“Here you go.” Mom places a tall glass on the kitchen island, then empties the popcorn into the glass bowl and glides it toward Ten, grabbing a handful on the way.
“Ten!” Nev launches herself at him and strangles his waist.
When they break apart, she looks around the kitchen. “Where’s Dad?”
“Still in New York.” He gives her a once-over, and his eyebrows pull in, forming an almost uninterrupted line. “Where are your pants?”
“My sweatpants? In my bag.”
Just then, Mom’s cell phone rings in the living room. “I’ll be right back,” she says.
“It’s raining,” Ten says. “Go put them on.”
Nev’s smile flickers like a faulty light bulb. “But it’s hot.”
“You can’t walk around without pants.”
She blinks, but then her surprise is replaced by giggles, and she lifts the hem of her hoodie. “I have shorts.”
His expression is devoid of amusement. “Well, they’re too short.”
“Oh.” She peeps at me through her curtain of hair.
Before I can remind Ten how shorts got their name, Nev bows her head and climbs the stairs.
After the bedroom door shuts, I hiss, “You shouldn’t do that, Ten.”
“Do what?”
“Make her feel self-conscious about her body.”
“I didn’t say anything about her body. Just about her clothing choice. Which I’m guessing is yours, not hers…”
“It’s what girls today wear.”
His eyes flash. “What you choose to do, Angie, doesn’t concern me. What my kid sister chooses to do, that concerns me.”
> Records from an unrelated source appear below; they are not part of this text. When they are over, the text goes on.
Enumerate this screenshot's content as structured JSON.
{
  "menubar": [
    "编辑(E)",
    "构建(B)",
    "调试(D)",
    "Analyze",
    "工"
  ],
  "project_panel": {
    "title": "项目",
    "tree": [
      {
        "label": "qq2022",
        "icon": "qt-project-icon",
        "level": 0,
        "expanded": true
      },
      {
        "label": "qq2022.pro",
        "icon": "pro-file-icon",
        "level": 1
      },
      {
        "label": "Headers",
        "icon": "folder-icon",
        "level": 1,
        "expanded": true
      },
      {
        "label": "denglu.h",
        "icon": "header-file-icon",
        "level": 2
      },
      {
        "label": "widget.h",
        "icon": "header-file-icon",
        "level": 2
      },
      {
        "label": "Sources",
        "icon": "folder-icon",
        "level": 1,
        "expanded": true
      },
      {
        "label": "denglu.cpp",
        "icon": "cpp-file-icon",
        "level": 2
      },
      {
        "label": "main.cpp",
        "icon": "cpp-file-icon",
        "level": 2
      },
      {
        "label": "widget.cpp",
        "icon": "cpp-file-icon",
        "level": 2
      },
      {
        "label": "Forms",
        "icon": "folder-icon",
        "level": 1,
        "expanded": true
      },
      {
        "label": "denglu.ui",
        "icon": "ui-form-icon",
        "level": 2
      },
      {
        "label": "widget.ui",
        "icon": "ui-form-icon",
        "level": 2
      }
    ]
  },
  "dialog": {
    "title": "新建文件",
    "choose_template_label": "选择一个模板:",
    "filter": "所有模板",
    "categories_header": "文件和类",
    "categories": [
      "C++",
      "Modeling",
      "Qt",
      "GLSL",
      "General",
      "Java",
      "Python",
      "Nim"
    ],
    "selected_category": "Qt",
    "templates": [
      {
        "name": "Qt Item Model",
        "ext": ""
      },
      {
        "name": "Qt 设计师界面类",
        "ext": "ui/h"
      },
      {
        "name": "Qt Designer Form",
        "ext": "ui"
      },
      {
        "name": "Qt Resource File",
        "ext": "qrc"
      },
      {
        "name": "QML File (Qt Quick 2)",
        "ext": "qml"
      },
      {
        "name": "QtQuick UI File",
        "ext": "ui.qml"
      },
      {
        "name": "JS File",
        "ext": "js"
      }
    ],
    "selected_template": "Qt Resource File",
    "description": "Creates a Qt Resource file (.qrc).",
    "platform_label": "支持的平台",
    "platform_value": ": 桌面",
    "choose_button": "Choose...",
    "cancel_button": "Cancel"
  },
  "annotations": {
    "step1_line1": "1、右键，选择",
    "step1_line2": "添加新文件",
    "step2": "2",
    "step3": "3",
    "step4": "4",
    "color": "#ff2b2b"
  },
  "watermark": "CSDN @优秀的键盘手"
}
“She’s twelve. Twelve-year-old girls wear cutoffs and crop tops.”
“Dad and I would rather she doesn’t walk around half-naked.”
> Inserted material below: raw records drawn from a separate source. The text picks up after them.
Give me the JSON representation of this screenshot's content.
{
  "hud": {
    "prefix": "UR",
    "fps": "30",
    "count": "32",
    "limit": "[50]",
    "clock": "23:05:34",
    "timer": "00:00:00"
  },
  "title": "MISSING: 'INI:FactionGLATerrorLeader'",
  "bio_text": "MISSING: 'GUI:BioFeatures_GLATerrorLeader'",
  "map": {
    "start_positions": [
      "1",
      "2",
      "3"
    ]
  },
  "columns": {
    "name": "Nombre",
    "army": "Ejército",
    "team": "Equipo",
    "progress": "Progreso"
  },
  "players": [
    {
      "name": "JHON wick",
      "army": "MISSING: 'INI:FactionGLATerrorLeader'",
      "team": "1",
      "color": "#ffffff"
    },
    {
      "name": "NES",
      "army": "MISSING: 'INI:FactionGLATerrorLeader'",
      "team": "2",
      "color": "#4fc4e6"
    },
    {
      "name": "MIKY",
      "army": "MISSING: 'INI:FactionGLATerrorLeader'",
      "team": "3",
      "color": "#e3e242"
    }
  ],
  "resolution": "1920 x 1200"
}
I want to shake my head, but shock has hardened the tendons in my neck. “You’re protective, I get it, but she’s old enough to pick her own clothes.”
I can tell he doesn’t agree. His lips are as tight as my tank top.
“I’m ready,” Nev says softly.
Slowly, I turn toward her. How much has she heard? I move toward her and give her a one-armed hug.
“Come back whenever you want,” I tell her.
She answers me with a silent nod. Then she pulls away, and, ducking her head, she trails Ten to his car.
Upstairs, on my bed, lie the shorts I gave her. That isn’t the only thing she’s left behind, though—a tiny spot of wetness darkens my tank top.
Tears.
Stupid Ten managed to make his sister cry.